Approach Considerations
No specific laboratory abnormalities are associated with osteoarthritis, although researchers have investigated the use of monoclonal antibodies, synovial fluid markers, and urinary pyridinium cross-links (ie, breakdown products of cartilage) as osteoarthritic indicators.[39]
levels of acute-phase reactants are within the reference range in patients with osteoarthritis.The erythrocyte sedimentation rate is not usually elevated, although it may be slightly so in cases of erosive inflammatory arthritis. Synovial fluid analysis usually indicates a WBC count below 2000/µL, with a mononuclear predominance.
Imaging in Osteoarthritis
Radiography is the imaging method of choice in the diagnosis of osteoarthritis because it is more cost-effective than other modalities and because radiographs can be obtained more readily and quickly.[40, 41] Osteoarthritis is typically diagnosed on the basis of clinical and radiographic evidence.[12, 42, 40, 43, 44]
One important characteristic of primary osteoarthritis is that different abnormalities are found in the pressure (ie, highly stressed) and nonpressure areas of the affected joint. In the pressure areas of the joint, radiographs can depict joint-space loss, as well as subchondral bony sclerosis and cyst formation (see the image below).

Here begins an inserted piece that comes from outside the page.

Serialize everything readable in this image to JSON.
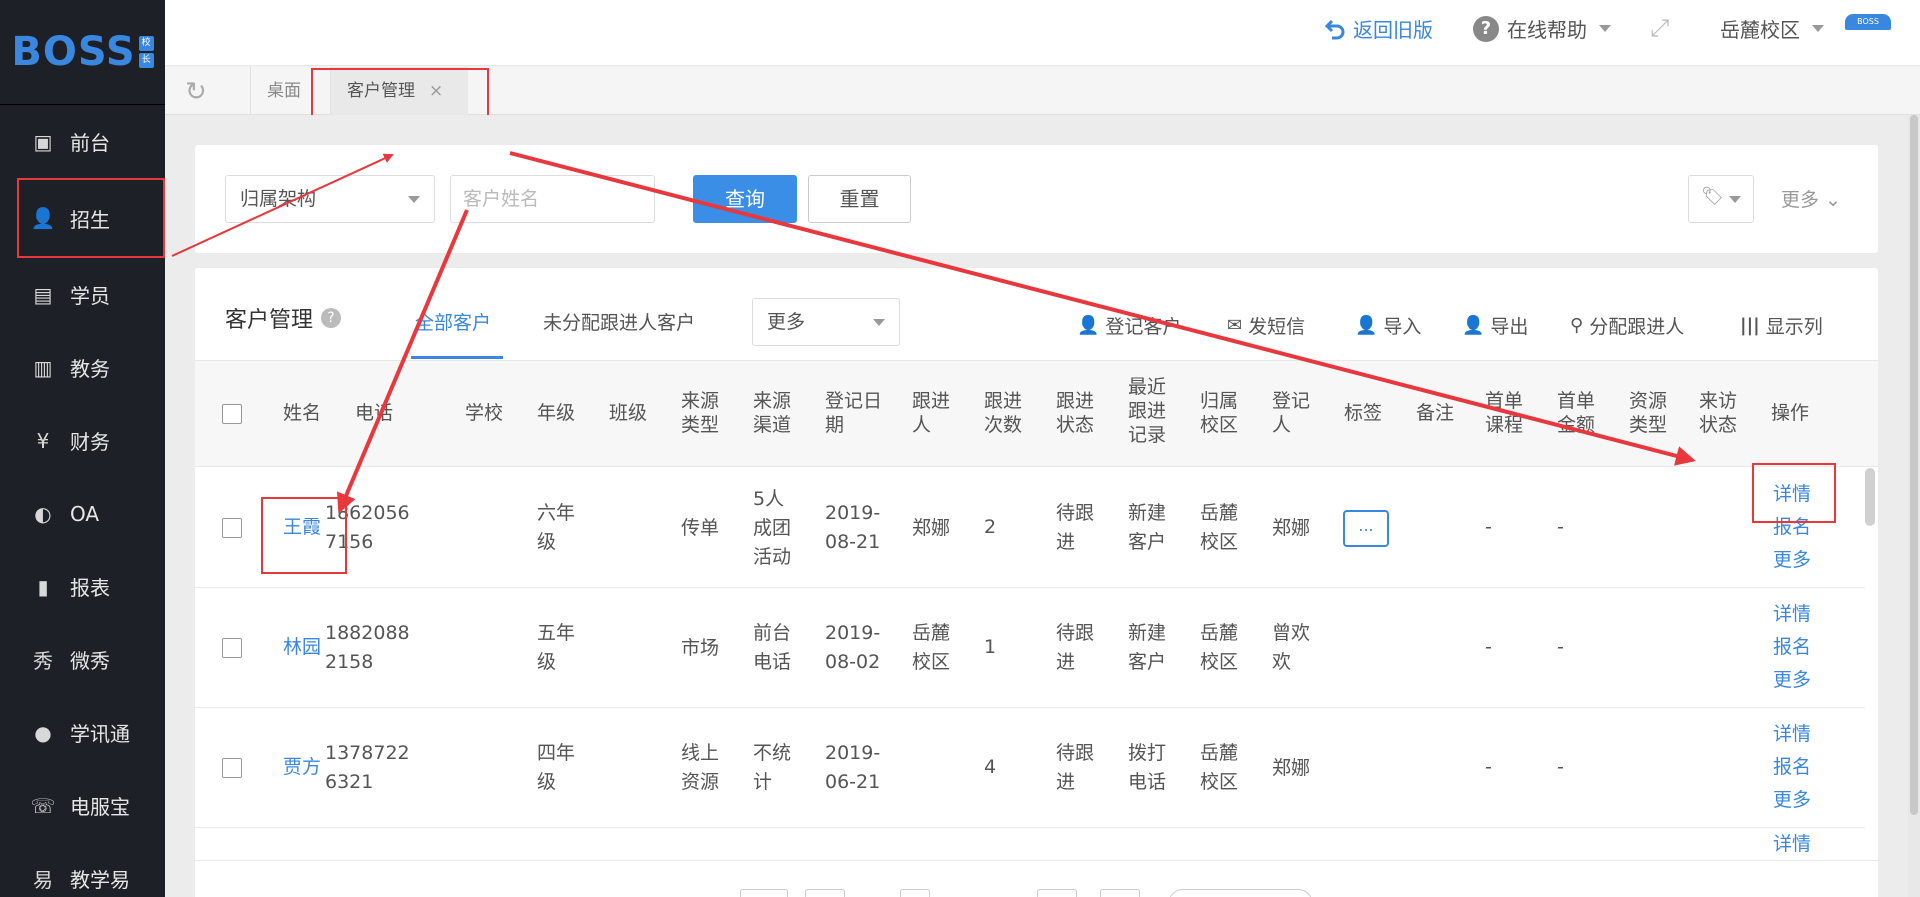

This radiograph demonstrates osteoarthritis of the right hip, including the finding of sclerosis at the superior aspect of the acetabulum. Frequently, osteoarthritis at the hip is a bilateral finding, but it may occur unilaterally in an individual who has a previous history of hip trauma that was confined to that one side. MRI can depict many of the same characteristics of osteoarthritis as those depicted on radiographs, including joint narrowing, subchondral osseous changes, and osteophytes. Unlike radiography, however, MRI can depict articular cartilage directly.\ CT scanning is rarely used in the diagnosis of primary osteoarthritis, although it may be used in the diagnosis of malalignment of the patellofemoral joint or of the foot and ankle joints.

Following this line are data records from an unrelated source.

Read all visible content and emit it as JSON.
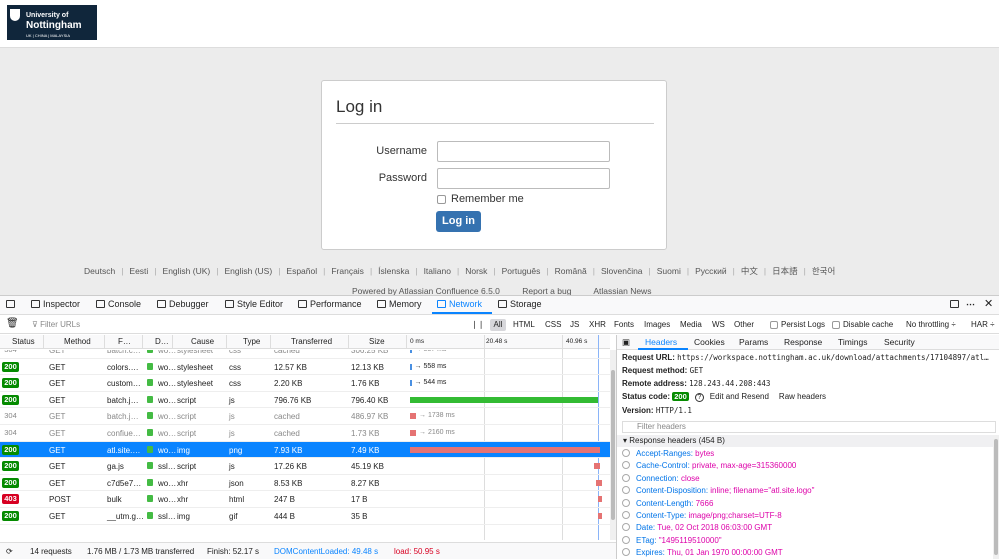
{
  "site": {
    "logo_line1": "University of",
    "logo_line2": "Nottingham",
    "logo_line3": "UK | CHINA | MALAYSIA"
  },
  "login": {
    "title": "Log in",
    "username_label": "Username",
    "password_label": "Password",
    "remember_label": "Remember me",
    "button_label": "Log in"
  },
  "languages": [
    "Deutsch",
    "Eesti",
    "English (UK)",
    "English (US)",
    "Español",
    "Français",
    "Íslenska",
    "Italiano",
    "Norsk",
    "Português",
    "Română",
    "Slovenčina",
    "Suomi",
    "Русский",
    "中文",
    "日本語",
    "한국어"
  ],
  "footer": {
    "powered": "Powered by Atlassian Confluence 6.5.0",
    "report": "Report a bug",
    "news": "Atlassian News"
  },
  "devtools": {
    "tabs": [
      "Inspector",
      "Console",
      "Debugger",
      "Style Editor",
      "Performance",
      "Memory",
      "Network",
      "Storage"
    ],
    "active_tab": "Network",
    "filter_placeholder": "Filter URLs",
    "type_filters": [
      "All",
      "HTML",
      "CSS",
      "JS",
      "XHR",
      "Fonts",
      "Images",
      "Media",
      "WS",
      "Other"
    ],
    "persist_logs": "Persist Logs",
    "disable_cache": "Disable cache",
    "throttling": "No throttling ÷",
    "har": "HAR ÷",
    "columns": [
      "Status",
      "Method",
      "F…",
      "D…",
      "Cause",
      "Type",
      "Transferred",
      "Size"
    ],
    "timeline_ticks": [
      "0 ms",
      "20.48 s",
      "40.96 s"
    ],
    "rows": [
      {
        "status": "304",
        "method": "GET",
        "file": "batch.c…",
        "domain": "wo…",
        "cause": "stylesheet",
        "type": "css",
        "transferred": "cached",
        "size": "306.25 KB",
        "timing": "→ 537 ms",
        "color": "#4a90e2",
        "start": 0,
        "len": 1.5
      },
      {
        "status": "200",
        "method": "GET",
        "file": "colors.…",
        "domain": "wo…",
        "cause": "stylesheet",
        "type": "css",
        "transferred": "12.57 KB",
        "size": "12.13 KB",
        "timing": "→ 558 ms",
        "color": "#4a90e2",
        "start": 0,
        "len": 1.5
      },
      {
        "status": "200",
        "method": "GET",
        "file": "custom…",
        "domain": "wo…",
        "cause": "stylesheet",
        "type": "css",
        "transferred": "2.20 KB",
        "size": "1.76 KB",
        "timing": "→ 544 ms",
        "color": "#4a90e2",
        "start": 0,
        "len": 1.5
      },
      {
        "status": "200",
        "method": "GET",
        "file": "batch.j…",
        "domain": "wo…",
        "cause": "script",
        "type": "js",
        "transferred": "796.76 KB",
        "size": "796.40 KB",
        "timing": "",
        "color": "#33bb33",
        "start": 0,
        "len": 188
      },
      {
        "status": "304",
        "method": "GET",
        "file": "batch.j…",
        "domain": "wo…",
        "cause": "script",
        "type": "js",
        "transferred": "cached",
        "size": "486.97 KB",
        "timing": "→ 1738 ms",
        "color": "#e57373",
        "start": 0,
        "len": 6
      },
      {
        "status": "304",
        "method": "GET",
        "file": "confiue…",
        "domain": "wo…",
        "cause": "script",
        "type": "js",
        "transferred": "cached",
        "size": "1.73 KB",
        "timing": "→ 2160 ms",
        "color": "#e57373",
        "start": 0,
        "len": 6
      },
      {
        "status": "200",
        "method": "GET",
        "file": "atl.site.…",
        "domain": "wo…",
        "cause": "img",
        "type": "png",
        "transferred": "7.93 KB",
        "size": "7.49 KB",
        "timing": "",
        "color": "#e57373",
        "start": 0,
        "len": 190,
        "selected": true
      },
      {
        "status": "200",
        "method": "GET",
        "file": "ga.js",
        "domain": "ssl…",
        "cause": "script",
        "type": "js",
        "transferred": "17.26 KB",
        "size": "45.19 KB",
        "timing": "",
        "color": "#e57373",
        "start": 184,
        "len": 6
      },
      {
        "status": "200",
        "method": "GET",
        "file": "c7d5e7…",
        "domain": "wo…",
        "cause": "xhr",
        "type": "json",
        "transferred": "8.53 KB",
        "size": "8.27 KB",
        "timing": "",
        "color": "#e57373",
        "start": 186,
        "len": 6
      },
      {
        "status": "403",
        "method": "POST",
        "file": "bulk",
        "domain": "wo…",
        "cause": "xhr",
        "type": "html",
        "transferred": "247 B",
        "size": "17 B",
        "timing": "",
        "color": "#e57373",
        "start": 188,
        "len": 4
      },
      {
        "status": "200",
        "method": "GET",
        "file": "__utm.g…",
        "domain": "ssl…",
        "cause": "img",
        "type": "gif",
        "transferred": "444 B",
        "size": "35 B",
        "timing": "",
        "color": "#e57373",
        "start": 188,
        "len": 4
      }
    ],
    "status_bar": {
      "requests": "14 requests",
      "size": "1.76 MB / 1.73 MB transferred",
      "finish": "Finish: 52.17 s",
      "dom": "DOMContentLoaded: 49.48 s",
      "load": "load: 50.95 s"
    }
  },
  "panel": {
    "tabs": [
      "Headers",
      "Cookies",
      "Params",
      "Response",
      "Timings",
      "Security"
    ],
    "active_tab": "Headers",
    "request_url_label": "Request URL:",
    "request_url": "https://workspace.nottingham.ac.uk/download/attachments/17104897/atl…",
    "request_method_label": "Request method:",
    "request_method": "GET",
    "remote_address_label": "Remote address:",
    "remote_address": "128.243.44.208:443",
    "status_code_label": "Status code:",
    "status_code": "200",
    "edit_resend": "Edit and Resend",
    "raw_headers": "Raw headers",
    "version_label": "Version:",
    "version": "HTTP/1.1",
    "filter_headers": "Filter headers",
    "response_headers": "▾ Response headers (454 B)",
    "headers": [
      {
        "k": "Accept-Ranges:",
        "v": "bytes"
      },
      {
        "k": "Cache-Control:",
        "v": "private, max-age=315360000"
      },
      {
        "k": "Connection:",
        "v": "close"
      },
      {
        "k": "Content-Disposition:",
        "v": "inline; filename=\"atl.site.logo\""
      },
      {
        "k": "Content-Length:",
        "v": "7666"
      },
      {
        "k": "Content-Type:",
        "v": "image/png;charset=UTF-8"
      },
      {
        "k": "Date:",
        "v": "Tue, 02 Oct 2018 06:03:00 GMT"
      },
      {
        "k": "ETag:",
        "v": "\"1495119510000\""
      },
      {
        "k": "Expires:",
        "v": "Thu, 01 Jan 1970 00:00:00 GMT"
      }
    ]
  }
}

Currently, ultrasonography has no role in the clinical evaluation of osteoarthritis, although it is being investigated as a tool for monitoring cartilage degeneration. In joints affected with osteoarthritis, increased uptake of bone-seeking radiopharmaceuticals may be seen before any radiographic abnormalities are apparent. Angiography is not routinely used for the diagnosis of osteoarthritis.

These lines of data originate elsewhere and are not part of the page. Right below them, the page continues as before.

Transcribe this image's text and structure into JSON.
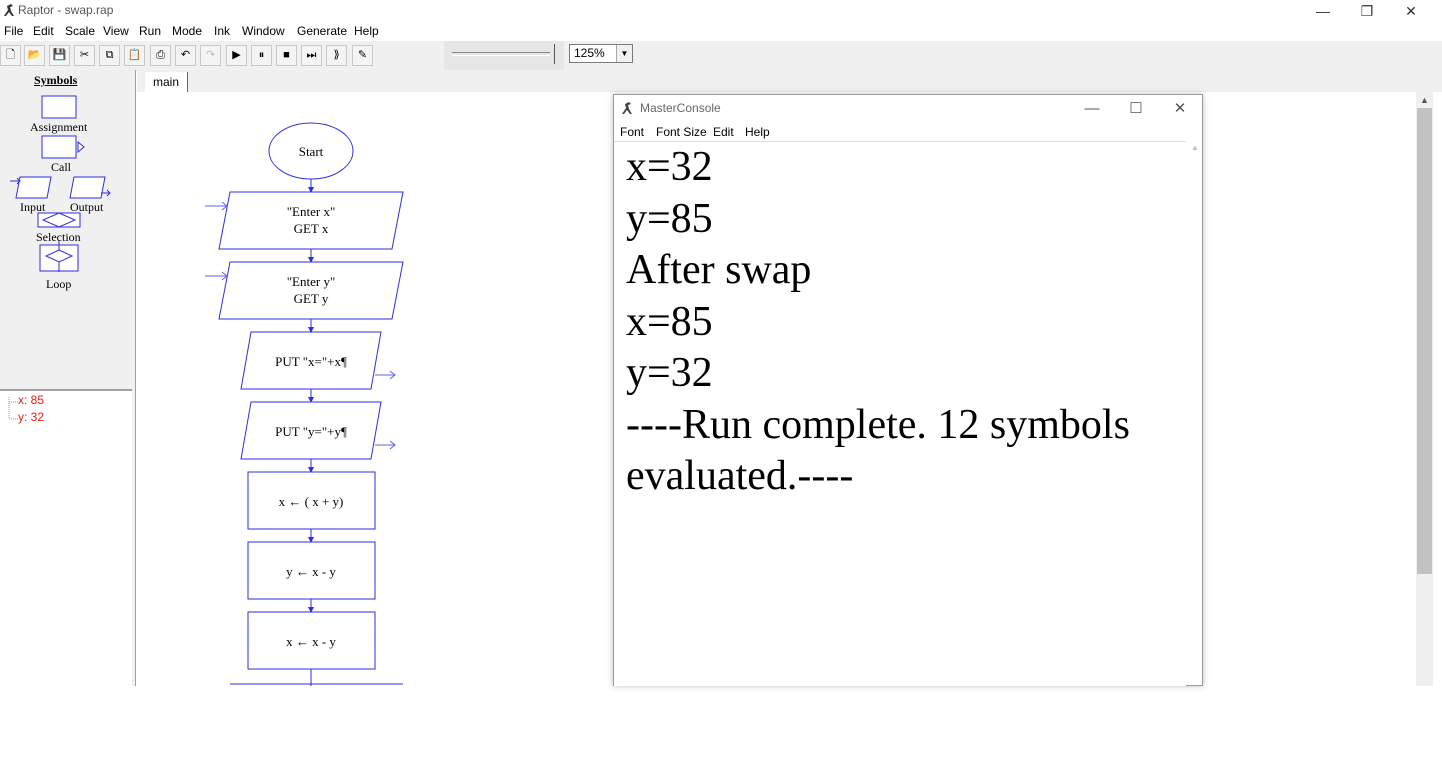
{
  "window": {
    "title": "Raptor - swap.rap"
  },
  "menu": [
    "File",
    "Edit",
    "Scale",
    "View",
    "Run",
    "Mode",
    "Ink",
    "Window",
    "Generate",
    "Help"
  ],
  "toolbar": {
    "zoom_value": "125%",
    "zoom_slider_level": 1.0,
    "buttons": [
      "new",
      "open",
      "save",
      "cut",
      "copy",
      "paste",
      "print",
      "undo",
      "redo",
      "run",
      "pause",
      "stop",
      "step",
      "clear-break",
      "pen"
    ]
  },
  "symbols_panel": {
    "title": "Symbols",
    "items": [
      {
        "label": "Assignment"
      },
      {
        "label": "Call"
      },
      {
        "label": "Input"
      },
      {
        "label": "Output"
      },
      {
        "label": "Selection"
      },
      {
        "label": "Loop"
      }
    ]
  },
  "variables": [
    {
      "text": "x: 85"
    },
    {
      "text": "y: 32"
    }
  ],
  "tabs": [
    {
      "label": "main"
    }
  ],
  "flowchart": {
    "start": "Start",
    "nodes": [
      {
        "type": "input",
        "lines": [
          "\"Enter x\"",
          "GET x"
        ]
      },
      {
        "type": "input",
        "lines": [
          "\"Enter y\"",
          "GET y"
        ]
      },
      {
        "type": "output",
        "lines": [
          "PUT \"x=\"+x¶"
        ]
      },
      {
        "type": "output",
        "lines": [
          "PUT \"y=\"+y¶"
        ]
      },
      {
        "type": "assign",
        "lines": [
          "x ← ( x + y)"
        ]
      },
      {
        "type": "assign",
        "lines": [
          "y ← x  -  y"
        ]
      },
      {
        "type": "assign",
        "lines": [
          "x ← x  -  y"
        ]
      }
    ]
  },
  "console": {
    "title": "MasterConsole",
    "menu": [
      "Font",
      "Font Size",
      "Edit",
      "Help"
    ],
    "lines": [
      "x=32",
      "y=85",
      "After swap",
      "x=85",
      "y=32",
      "----Run complete.  12 symbols",
      "evaluated.----"
    ]
  },
  "colors": {
    "flow_stroke": "#2e2ee0",
    "var_text": "#e0201a"
  }
}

For more information, see Imaging in Osteoarthritis.
Bone Scanning
Bone scans may be helpful in the early diagnosis of osteoarthritis of the hand.[45] Bone scans can also help differentiate joint pain due to osteoarthritis from pain associated with other disease processes. For example, bone scans in osteoarthritis typically yield a symmetrically patterned, very mild increased uptake. In contrast, bone scans are often negative in the early stages of multiple myeloma, a cause of bone pain in older adults that can be confused with osteoarthritis. Bone scans also can help to differentiate osteoarthritis from osteomyelitis and bone metastases.
Arthrocentesis
Arthrocentesis of the affected joint can help to exclude inflammatory arthritis, infection, and/or crystal arthropathy. Perform diagnostic joint aspiration for synovial fluid analysis to help rule out conditions other than osteoarthritis. The presence of noninflammatory joint fluid helps to distinguish osteoarthritis from other causes of joint pain. Other findings that aid in the differentiation of osteoarthritis from other conditions are negative Gram stains and cultures, as well as the absence of crystals when fluid is viewed under a polarized microscope.
For more information, see Arthrocentesis, Shoulder.
Histologic Findings
Histologically, the earliest changes in osteoarthritis occur in the cartilage. Proteoglycan staining is diminished, and eventually, irregularity of the articular surface with clefts and erosions occurs. Cartilage biopsy is generally not performed in the diagnosis of osteoarthritis.